В 1976 закончила Ленинградский государственный институт театра, музыки и кинематографии (ныне — Российский государственный институт сценических искусств — РГИСИ), театроведческий факультет, специальность «Театровед».

1976-1977 — завлит Архангельского театра драмы им. Ломоносова. 1977-1981 — аспирантура театроведческого факультета ЛГИТМиК. В 1983 защитила кандидатскую диссертацию «Русская историческая классика на современной сцене» (оппонентами были Юрий Сергеевич Рыбаков и Анатолий Яковлевич Альтшуллер).
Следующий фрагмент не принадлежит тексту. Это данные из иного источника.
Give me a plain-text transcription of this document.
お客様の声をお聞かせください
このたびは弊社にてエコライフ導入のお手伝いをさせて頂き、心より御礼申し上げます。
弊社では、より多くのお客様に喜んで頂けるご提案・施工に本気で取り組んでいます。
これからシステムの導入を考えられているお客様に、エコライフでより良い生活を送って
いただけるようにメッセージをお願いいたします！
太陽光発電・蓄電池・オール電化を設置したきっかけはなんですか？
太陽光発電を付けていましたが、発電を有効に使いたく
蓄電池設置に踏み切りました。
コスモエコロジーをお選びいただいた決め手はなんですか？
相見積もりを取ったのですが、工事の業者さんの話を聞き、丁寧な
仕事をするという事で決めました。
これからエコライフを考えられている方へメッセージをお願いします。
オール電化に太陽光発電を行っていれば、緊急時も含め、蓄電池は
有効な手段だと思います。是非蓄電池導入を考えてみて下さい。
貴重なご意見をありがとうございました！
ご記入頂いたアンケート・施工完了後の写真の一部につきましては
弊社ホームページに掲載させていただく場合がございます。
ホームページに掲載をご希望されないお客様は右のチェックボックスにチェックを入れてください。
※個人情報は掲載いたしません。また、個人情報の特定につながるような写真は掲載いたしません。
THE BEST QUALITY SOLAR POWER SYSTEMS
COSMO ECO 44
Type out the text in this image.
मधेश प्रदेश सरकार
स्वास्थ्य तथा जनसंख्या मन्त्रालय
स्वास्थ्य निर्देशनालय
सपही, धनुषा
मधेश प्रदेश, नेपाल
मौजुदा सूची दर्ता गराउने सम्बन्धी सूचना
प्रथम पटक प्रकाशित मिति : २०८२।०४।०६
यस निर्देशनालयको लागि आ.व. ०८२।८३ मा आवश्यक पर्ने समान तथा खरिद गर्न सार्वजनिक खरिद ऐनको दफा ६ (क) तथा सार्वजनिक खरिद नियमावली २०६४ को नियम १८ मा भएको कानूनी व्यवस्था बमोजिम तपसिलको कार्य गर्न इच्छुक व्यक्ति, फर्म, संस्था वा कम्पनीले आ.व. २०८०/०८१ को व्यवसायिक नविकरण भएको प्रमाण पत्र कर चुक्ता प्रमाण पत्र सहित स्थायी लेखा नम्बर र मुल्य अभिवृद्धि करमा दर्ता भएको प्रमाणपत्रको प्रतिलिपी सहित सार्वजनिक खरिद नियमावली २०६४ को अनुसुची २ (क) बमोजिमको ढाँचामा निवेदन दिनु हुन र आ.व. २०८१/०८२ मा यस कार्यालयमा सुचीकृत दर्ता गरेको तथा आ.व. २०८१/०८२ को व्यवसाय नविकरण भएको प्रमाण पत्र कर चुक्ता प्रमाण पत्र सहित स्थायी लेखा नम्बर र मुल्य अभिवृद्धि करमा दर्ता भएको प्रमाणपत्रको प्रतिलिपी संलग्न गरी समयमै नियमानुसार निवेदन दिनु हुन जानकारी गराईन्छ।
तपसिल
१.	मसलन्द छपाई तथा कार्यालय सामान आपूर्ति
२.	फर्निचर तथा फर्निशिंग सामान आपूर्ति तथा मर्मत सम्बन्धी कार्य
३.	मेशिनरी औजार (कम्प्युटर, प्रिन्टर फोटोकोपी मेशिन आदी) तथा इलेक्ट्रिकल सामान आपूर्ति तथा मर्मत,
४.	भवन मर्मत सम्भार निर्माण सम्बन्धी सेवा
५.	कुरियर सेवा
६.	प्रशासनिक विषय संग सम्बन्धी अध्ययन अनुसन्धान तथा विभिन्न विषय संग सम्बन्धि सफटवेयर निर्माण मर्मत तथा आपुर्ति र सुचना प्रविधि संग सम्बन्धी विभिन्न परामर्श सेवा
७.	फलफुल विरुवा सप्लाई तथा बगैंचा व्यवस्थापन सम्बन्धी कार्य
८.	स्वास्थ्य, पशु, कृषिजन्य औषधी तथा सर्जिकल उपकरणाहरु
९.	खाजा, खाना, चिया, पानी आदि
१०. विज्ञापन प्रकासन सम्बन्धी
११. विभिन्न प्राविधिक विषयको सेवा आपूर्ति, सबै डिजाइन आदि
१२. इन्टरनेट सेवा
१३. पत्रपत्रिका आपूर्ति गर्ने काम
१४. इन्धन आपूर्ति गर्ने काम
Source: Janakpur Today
С 1982 — преподаватель, затем старший преподаватель, доцент, профессор кафедры русского театра и театральной критики театроведческого факультета РГИСИ.

В отсутствие в Ленинграде профессиональной театральной прессы (в Ленинграде не было театральных журналов и газет с середины 1930-х), в конце 1980-х со студентами организовала рукописный театральный журнал «Представление», выходивший до 1992 года. Часть редакции «Представления» (Леонид Попов, Ирина Бойкова) вошли потом в состав редакторов-учредителей «Петербургского театрального журнала».

В 1992 с группой молодых критиков (Леонид Попов, Ирина Бойкова, Марина Заболотняя, Марина Корнакова, Елена Феофанова (Вестергольм)) организовала «Петербургский театральный журнал», стала его главным редактором, а с 1998 — и директором. «ПТЖ» стал центральным театральным изданием России, в некоторые годы оставаясь единственным бесперебойно выходящим толстым театральным журналом, что зафиксировал, например, состоявшийся в марте 1999 года в Москве Всероссийский театральный форум. 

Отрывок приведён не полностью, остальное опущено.